Even though Kenny started work last month as an applications engineer and CNC programmer/machinist for Lightweight Innovations For Tomorrow (LIFT) in Detroit and has health insurance, the battle with cancer will place a heavy burden on his finances.
He’s concerned about his ability to help support his infant son as well as his fiancee, Breanna Bebernick, and her two children, Jayce, 7, and Ashtyn, 5.
“We weren’t prepared for any of this stuff,” Kenny said.
He’s already cashed out a 401(k) plan to help pay bills. “It’s scary,” Kenny said.
Kenny’s got a long road ahead of him.
His chemotherapy is expected to last for six to nine months. His cycle consists of two days of treatment at Michigan Medicine (University of Michigan hospital) in Ann Arbor, followed by a two-week break, then five straight days of treatment and another two-week break.
Kenny is quite concerned about how the chemotherapy is going to affect him and his ability to work at both LIFT and his side business, Kenny’s Quality Deck Restoration and Home Improvements.
Referring to the latter, he said, “I have lots of work to do right now for that company, but I can’t do it.

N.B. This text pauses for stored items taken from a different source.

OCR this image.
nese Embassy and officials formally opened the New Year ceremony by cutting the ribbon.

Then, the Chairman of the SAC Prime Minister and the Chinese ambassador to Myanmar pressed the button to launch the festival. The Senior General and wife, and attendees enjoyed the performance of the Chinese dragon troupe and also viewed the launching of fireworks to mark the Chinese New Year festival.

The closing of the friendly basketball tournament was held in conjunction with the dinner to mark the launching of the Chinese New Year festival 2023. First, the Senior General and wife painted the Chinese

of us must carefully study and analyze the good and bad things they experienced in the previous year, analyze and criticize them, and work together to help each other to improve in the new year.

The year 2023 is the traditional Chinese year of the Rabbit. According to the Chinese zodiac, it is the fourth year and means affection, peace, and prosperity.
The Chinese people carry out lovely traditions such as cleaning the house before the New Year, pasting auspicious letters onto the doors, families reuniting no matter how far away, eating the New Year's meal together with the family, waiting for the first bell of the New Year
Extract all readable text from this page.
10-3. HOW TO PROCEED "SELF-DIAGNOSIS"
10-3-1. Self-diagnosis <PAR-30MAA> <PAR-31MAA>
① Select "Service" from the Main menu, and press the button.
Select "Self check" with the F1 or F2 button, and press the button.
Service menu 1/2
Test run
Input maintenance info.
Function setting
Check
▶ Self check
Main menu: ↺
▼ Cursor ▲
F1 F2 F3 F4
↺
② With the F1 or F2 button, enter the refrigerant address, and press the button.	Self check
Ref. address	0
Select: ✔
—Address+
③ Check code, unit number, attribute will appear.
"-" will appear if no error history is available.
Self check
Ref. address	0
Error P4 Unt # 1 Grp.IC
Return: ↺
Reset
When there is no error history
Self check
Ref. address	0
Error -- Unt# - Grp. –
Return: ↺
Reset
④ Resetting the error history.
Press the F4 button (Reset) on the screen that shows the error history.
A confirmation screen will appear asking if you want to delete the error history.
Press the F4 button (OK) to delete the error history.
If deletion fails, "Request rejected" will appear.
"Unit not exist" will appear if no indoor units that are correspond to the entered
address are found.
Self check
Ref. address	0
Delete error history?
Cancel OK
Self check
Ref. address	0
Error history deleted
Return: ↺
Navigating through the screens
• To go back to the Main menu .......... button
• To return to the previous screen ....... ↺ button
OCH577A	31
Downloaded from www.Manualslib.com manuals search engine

I have a whole house to remodel.”
Fortunately, the homeowner has been very understanding, Kenny added, but depending on his health, he might “end up having to contract a lot of (the work) out” and “pretty much not make anything off of it.”
Kenny said the first two days of chemotherapy “knocked” him on his “butt” and put him “out of commission” for “seven straight days.”
“It was a living hell,” said Kenny, who began his first five-day treatment on Jan. 8.
He noted “it’s easy to stay positive,” as everyone has been telling him to do, when he’s feeling good, but once the side effects of the chemotherapy hit, “there’s absolutely nothing you can do to feel better.”
“You feel like hell,” Kenny said. “I didn’t know that a human could possibly feel that miserable. It sucks the life out of you. It really does.”
For more information about the Feb. 16 fund-raiser for Kenny or to make a donation, contact Arbeiter by calling (248) 506-5991 or sending an email to email@example.com.
“I just want to say thank you to everybody that’s helping out. It means the world to our family,” Kenny said. “I’m blessed. God bless everyone for helping us.”